Anak di Bawah 18 Tahun Dilarang Masuk Masjid
Anak-anak di bawah 18 tahun dilarang memasuki masjid tanpa izin khusus. Larangan ini diterapkan dengan alasan untuk melindungi anak-anak dari pengaruh ekstremisme dan memastikan mereka fokus pada pendidikan formal.
Larangan Tradisi Idul Fitri
Beberapa masjid diubah fungsinya menjadi kedai teh dan pusat kesehatan. Langkah ini adalah bagian dari kebijakan pemerintah untuk mengurangi jumlah masjid dan mengalihkan fungsi bangunan-bangunan tersebut ke layanan masyarakat yang lebih umum.
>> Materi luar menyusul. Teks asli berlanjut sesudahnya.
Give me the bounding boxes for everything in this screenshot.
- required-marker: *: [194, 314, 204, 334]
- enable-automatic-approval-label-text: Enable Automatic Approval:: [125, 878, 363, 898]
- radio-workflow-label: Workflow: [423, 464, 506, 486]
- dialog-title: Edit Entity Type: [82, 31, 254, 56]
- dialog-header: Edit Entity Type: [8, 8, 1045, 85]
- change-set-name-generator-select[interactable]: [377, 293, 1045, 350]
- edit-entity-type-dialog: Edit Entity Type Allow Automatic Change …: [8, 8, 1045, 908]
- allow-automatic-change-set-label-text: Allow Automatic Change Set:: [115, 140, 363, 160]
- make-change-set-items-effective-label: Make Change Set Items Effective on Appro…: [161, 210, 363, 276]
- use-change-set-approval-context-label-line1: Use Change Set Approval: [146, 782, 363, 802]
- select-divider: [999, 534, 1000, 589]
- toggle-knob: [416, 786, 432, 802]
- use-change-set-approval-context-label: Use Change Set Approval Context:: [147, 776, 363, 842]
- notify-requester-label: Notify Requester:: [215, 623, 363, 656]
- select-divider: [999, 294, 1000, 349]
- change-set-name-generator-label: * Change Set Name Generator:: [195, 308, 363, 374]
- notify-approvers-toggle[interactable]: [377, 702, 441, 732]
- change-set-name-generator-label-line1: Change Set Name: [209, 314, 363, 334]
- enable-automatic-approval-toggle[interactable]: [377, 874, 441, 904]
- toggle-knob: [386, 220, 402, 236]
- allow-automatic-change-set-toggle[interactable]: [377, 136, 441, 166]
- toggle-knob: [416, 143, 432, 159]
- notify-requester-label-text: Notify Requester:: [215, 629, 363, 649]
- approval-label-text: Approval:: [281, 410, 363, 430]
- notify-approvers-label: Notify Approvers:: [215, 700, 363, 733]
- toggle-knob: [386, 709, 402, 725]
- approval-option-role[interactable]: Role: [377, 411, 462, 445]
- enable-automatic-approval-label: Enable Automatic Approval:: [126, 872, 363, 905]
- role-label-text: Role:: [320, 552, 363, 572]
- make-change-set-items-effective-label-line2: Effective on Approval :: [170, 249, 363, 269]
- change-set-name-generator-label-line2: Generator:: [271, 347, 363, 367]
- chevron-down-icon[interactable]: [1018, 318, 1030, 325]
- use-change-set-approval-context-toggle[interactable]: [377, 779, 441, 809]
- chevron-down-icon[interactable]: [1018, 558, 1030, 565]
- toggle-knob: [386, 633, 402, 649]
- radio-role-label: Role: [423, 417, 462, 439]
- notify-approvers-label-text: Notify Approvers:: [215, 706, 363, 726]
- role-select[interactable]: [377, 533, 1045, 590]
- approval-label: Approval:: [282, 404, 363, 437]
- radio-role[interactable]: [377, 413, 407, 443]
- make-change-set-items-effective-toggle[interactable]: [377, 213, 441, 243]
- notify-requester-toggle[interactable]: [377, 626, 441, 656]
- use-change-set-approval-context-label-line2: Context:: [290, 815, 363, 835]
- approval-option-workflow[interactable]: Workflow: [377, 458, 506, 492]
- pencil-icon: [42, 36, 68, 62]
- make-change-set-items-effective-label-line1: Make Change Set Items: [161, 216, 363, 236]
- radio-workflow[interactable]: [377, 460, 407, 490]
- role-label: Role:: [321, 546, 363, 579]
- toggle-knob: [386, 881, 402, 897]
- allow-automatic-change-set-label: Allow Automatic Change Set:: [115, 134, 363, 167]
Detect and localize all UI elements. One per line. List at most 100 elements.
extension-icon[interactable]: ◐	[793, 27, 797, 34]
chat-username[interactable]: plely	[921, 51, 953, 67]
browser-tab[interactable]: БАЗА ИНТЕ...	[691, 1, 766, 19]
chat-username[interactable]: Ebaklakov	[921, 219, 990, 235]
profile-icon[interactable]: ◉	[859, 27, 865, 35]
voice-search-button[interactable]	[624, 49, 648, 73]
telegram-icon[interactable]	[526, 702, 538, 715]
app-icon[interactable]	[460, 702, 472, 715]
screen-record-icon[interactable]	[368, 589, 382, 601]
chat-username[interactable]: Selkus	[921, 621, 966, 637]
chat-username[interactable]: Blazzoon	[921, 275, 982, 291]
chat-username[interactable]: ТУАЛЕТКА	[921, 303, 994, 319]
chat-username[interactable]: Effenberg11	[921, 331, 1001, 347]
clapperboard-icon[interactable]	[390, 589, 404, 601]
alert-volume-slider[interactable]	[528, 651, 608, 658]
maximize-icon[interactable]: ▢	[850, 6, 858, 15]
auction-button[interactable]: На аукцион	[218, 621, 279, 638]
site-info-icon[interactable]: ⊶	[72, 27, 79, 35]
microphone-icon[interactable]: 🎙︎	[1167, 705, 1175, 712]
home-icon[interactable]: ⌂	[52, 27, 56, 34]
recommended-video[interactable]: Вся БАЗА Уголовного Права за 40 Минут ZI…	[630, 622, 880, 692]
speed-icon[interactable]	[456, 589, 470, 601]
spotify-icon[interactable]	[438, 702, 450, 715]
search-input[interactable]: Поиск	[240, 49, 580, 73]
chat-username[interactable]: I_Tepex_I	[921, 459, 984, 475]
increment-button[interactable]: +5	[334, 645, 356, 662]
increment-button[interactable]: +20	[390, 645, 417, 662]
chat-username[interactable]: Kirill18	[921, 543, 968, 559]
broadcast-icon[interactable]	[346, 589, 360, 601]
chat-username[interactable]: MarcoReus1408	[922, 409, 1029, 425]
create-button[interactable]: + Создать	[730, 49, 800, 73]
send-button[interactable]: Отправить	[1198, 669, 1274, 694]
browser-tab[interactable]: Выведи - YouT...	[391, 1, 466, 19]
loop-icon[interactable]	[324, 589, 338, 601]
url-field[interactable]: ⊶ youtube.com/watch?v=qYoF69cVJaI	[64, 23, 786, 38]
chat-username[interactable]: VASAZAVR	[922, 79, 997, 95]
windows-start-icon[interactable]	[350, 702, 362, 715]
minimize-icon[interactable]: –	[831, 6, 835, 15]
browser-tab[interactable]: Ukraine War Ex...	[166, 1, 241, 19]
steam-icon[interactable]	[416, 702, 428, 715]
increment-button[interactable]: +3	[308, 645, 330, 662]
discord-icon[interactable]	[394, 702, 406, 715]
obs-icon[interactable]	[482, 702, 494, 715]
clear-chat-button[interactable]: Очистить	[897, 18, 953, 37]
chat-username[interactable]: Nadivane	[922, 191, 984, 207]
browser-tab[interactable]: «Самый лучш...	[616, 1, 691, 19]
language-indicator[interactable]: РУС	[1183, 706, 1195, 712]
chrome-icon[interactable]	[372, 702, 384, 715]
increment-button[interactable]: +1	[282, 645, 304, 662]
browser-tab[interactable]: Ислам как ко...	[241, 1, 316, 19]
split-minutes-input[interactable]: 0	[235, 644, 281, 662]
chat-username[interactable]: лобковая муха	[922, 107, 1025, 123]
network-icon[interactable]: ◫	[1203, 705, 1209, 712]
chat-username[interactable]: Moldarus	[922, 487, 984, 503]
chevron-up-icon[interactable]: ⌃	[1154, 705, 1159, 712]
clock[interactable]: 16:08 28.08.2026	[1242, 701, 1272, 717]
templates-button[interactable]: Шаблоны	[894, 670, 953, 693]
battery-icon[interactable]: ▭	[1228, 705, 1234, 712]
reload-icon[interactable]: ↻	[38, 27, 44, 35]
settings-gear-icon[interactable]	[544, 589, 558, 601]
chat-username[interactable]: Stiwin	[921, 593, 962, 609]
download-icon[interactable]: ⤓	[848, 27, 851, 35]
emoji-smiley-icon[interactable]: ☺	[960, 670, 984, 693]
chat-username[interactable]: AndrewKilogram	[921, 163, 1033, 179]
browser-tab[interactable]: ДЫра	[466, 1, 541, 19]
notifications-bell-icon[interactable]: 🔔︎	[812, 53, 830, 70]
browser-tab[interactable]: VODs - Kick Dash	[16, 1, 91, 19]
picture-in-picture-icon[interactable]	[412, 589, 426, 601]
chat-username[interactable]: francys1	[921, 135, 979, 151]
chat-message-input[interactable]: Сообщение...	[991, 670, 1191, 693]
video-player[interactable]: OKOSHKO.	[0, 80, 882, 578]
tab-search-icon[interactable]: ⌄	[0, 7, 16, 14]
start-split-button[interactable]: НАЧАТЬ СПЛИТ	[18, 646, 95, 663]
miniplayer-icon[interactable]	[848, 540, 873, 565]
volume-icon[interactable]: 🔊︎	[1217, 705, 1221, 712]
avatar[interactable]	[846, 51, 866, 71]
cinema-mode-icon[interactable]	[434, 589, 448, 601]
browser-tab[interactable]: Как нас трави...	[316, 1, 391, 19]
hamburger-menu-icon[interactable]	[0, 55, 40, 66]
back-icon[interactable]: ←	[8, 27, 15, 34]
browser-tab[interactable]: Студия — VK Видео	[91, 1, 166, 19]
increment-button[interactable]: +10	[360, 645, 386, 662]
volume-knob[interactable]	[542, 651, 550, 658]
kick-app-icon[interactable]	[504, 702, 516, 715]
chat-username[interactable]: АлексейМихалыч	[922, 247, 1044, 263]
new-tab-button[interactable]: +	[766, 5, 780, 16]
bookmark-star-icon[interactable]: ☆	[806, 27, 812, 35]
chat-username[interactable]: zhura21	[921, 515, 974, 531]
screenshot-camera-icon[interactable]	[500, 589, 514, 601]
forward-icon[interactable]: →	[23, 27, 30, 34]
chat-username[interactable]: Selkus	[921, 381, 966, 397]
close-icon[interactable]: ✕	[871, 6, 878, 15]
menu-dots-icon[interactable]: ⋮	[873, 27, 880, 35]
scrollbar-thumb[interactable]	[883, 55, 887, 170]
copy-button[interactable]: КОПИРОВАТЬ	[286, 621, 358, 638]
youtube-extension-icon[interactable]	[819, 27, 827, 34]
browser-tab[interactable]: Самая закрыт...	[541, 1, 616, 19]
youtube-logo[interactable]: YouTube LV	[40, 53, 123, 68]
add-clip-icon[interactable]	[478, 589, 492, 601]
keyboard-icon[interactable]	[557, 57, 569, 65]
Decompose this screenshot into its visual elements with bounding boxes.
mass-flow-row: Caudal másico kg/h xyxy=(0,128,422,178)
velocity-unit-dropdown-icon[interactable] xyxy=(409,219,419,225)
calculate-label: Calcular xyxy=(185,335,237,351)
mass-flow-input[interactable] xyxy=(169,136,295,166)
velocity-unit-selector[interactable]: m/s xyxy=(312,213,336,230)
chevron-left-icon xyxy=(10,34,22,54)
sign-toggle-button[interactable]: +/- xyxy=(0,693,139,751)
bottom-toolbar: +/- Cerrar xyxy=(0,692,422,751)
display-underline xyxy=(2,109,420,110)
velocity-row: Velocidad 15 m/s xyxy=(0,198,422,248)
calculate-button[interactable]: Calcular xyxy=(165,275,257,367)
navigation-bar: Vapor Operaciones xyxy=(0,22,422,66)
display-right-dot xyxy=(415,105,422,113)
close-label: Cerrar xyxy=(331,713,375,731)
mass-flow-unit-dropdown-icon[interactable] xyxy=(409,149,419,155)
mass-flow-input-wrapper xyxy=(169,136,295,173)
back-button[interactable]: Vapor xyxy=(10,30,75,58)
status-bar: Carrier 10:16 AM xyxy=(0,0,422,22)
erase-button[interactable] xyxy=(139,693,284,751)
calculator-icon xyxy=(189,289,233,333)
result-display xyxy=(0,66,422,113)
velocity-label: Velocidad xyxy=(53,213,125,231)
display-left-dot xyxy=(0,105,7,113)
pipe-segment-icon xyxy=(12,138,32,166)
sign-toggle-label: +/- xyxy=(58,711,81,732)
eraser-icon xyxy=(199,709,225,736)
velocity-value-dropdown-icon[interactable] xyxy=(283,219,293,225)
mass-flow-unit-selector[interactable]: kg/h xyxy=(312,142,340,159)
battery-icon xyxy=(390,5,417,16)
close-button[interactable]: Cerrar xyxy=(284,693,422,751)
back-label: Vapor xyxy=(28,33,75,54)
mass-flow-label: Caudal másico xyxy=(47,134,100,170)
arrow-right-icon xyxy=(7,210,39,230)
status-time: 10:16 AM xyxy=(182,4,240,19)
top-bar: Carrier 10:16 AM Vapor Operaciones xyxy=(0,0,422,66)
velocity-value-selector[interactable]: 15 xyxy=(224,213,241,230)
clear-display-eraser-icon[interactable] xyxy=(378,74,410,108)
Masjid Dialihfungsikan Jadi Kedai Teh dan Pusat Kesehatan
Beberapa masjid yang ditutup tersebut kekinian diubah fungsinya menjadi kedai teh dan pusat kesehatan. Langkah ini adalah bagian dari kebijakan pemerintah untuk mengurangi jumlah masjid dan mengalihkan fungsi bangunan-bangunan tersebut ke layanan masyarakat yang lebih umum.
Cukur Paksa Janggut
Laporan menunjukkan bahwa penegak hukum Tajikistan sering mencukur paksa laki-laki yang memiliki janggut lebat. Meskipun tidak ada hukum resmi yang mengatur tentang larangan janggut, tindakan ini mencerminkan kecurigaan pemerintah terhadap pria berjanggut sebagai tanda potensial dari ekstremisme agama.
Penutupan Ribuan Masjid
Pada tahun 2017, Komite Urusan Agama Tajikistan mengumumkan penutupan 1.938 masjid dalam satu tahun. Langkah ini diambil sebagai bagian dari upaya pemerintah untuk mengendalikan kegiatan keagamaan dan mencegah penyebaran ideologi yang dianggap ekstremis.
Orang Tua yang Menyekolahkan Anak ke Luar Negeri untuk Pendidikan Agama Kena Sanksi
Undang-undang Tanggung Jawab Orang Tua di Tajikistan melarang orang tua menyekolahkan anak mereka ke luar negeri untuk mendapatkan pendidikan agama. Jika ditemukan pelanggaran, orang tua akan dikenakan sanksi berat.